01 ottobre 2010

“Il giocatore” di Fëdor Dostoevskij

di Gianni Quilici

Non mi è possibile scrivere “qualsiasi cosa” su Il giocatore e in particolare su Dostoevskij, che non sia stato già scritto. Consapevole di ciò ... solo alcune osservazioni veloci.

Primo: Dostoevskij scrive, come è noto, questo romanzo in 26 giorni, dall'ottobre al novembre 1866. Lo doveva consegnare all'editore Stellovskij, pena la perdita di ogni diritto sulle opere già pubblicate e per questo si avvale della collaborazione di una giovane stenografa Anna Grigor'evna Snitkina, che diventerà qualche mese dopo sua moglie.
Questa frettolosità si può cogliere in alcune zone del romanzo, in cui l'autobiografia rimane descrittiva e non diventa, per così dire, espressiva. Ma ciò finisce per rendere il romanzo, in un senso almeno, paradossalmente più moderno, perché più libero e meno rigido dall'imperativo formale, soprattutto perché, in gran parte di esso, è la forza del contenuto che “fa” la forma.

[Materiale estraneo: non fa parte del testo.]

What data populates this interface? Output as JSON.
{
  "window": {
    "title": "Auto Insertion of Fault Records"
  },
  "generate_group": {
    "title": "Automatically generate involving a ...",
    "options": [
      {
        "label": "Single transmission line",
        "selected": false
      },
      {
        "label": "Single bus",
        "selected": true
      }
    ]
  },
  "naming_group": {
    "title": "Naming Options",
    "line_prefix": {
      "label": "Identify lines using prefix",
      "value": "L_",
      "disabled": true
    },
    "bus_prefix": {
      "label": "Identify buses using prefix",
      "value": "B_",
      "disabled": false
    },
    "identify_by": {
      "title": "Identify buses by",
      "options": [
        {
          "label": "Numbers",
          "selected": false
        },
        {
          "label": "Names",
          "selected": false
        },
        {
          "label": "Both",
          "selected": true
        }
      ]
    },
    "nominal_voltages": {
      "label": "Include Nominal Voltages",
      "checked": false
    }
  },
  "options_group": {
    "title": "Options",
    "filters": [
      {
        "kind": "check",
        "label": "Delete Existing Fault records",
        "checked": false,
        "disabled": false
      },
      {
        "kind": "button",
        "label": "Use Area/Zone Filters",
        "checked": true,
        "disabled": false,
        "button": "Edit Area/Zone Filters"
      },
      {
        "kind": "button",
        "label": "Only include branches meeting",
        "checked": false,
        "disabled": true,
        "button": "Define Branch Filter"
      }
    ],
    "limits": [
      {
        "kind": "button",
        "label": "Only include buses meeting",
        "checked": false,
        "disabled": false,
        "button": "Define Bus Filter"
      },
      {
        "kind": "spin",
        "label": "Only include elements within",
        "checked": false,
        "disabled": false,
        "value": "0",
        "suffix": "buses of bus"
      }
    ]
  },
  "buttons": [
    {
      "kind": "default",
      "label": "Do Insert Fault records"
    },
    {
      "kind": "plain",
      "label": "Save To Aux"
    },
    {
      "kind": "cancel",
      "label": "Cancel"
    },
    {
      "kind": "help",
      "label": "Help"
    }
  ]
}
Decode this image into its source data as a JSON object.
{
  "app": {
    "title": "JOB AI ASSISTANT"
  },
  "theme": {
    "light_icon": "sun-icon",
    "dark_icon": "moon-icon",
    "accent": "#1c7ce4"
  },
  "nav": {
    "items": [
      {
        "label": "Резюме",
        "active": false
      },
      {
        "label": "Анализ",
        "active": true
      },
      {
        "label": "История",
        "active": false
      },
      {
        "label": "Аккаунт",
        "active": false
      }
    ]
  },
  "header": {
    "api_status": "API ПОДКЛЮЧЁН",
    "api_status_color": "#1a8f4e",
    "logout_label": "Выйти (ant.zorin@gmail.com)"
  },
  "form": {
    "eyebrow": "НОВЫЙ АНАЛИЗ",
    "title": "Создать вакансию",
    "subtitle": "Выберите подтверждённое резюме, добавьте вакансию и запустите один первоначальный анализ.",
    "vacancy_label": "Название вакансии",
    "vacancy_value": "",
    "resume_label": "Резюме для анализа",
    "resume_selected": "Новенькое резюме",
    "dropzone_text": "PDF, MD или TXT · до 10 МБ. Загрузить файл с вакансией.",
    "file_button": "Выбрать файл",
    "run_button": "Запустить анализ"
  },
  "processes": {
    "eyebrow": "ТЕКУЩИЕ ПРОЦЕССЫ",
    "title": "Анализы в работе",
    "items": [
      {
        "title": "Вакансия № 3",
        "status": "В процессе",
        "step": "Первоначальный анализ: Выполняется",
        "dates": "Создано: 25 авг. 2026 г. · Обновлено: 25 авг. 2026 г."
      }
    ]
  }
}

Secondo: è un romanzo di grandi ritratti: il Generale e Polina, il francesino e l'inglese, Blanche; ma vivi sono anche ritratti minori, come per esempio, i due polaccucci litigiosi, arruffoni e ladri e il terzo polacco apparentemente gentiluomo, in realtà pure lui truffaldino. Memorabile è il ritratto della nonna. Determinante, anche ai fini narrativi, il protagonista, l'io narrante, alias, in qualche modo, lo stesso Dostoevskij.
La nonna è l'esempio di come dramma e comicità si mescolino straordinariamente. La sua apparizione inaspettata, il suo aspetto ardito, battagliero, imperioso, in una congrega di squattrinati falliti o avventurieri-e, che aspettavano, da un momento all'altro, il telegramma della sua morte, diventano per contrasto di una vivezza comica indimenticabile.
Al tempo stesso il protagonista è la maggiore coscienza di quella situazione; coscienza che straborda, che tuttavia spesso va oltre ogni convenzione sia per il folle amore (masochistico) per Polina che per la passione smodata per il gioco.

Terzo: è un romanzo ricco di implicazioni psicoanalitiche. Non è un caso che sull'ossessione del gioco Freud abbia scritto in Dostoevskij e il parricidio pagine di straordinario acume . “Egli non trovava pace fin quando non aveva perduto tutto. Il gioco era per lui anche un modo per punirsi. ..Quando con le sue perdite aveva gettato se stesso e la moglie nella miseria più nera, ne traeva un secondo soddisfacimento patologico. Poteva coprirsi di ingiurie al suo cospetto, umiliarsi, intimarle di disprezzarlo....”

Perché questo?
Freud, analizzando una novella di Stephen Zweig, “Ventiquattro ore nella vita di una donna”, arriva ad una conclusione: che la febbre del gioco è un equivalente dell'antica “coazione all'onanismo”. Ipotesi ardita, forse neppure sufficientemente suffragata, ma suggestiva.
Pure il rapporto con Polina, alias Apollinarija Suslova (1), lo stato di febbrile esaltazione amorosa, la disposizione masochistica permetterebbe forse un altro ragionamento di tipo psicoanalitico.
Resta il fatto che Dostoevskij rappresenta, non pretende di capire. Inoltre, non solo non si identifica con il protagonista, ma lo rende talvolta grottesco, percorso da una simpatica, gioiosa, imprevedibile follia, che non lo diminuisce, lo rende misterioso.

    1) Interessante il suo diario, in cui delinea alcuni momenti del suo rapporto difficile con il romanziere russo con in appendice alcune lettere di Dostoevskij a lei. Diario di Apollinarija Suslova, a cura di GianLorenzo Pacini. Guanda.

Fëdor Dostoevskij. Il giocatore. Trad. di Elsa Mastrocicco. Bompiani.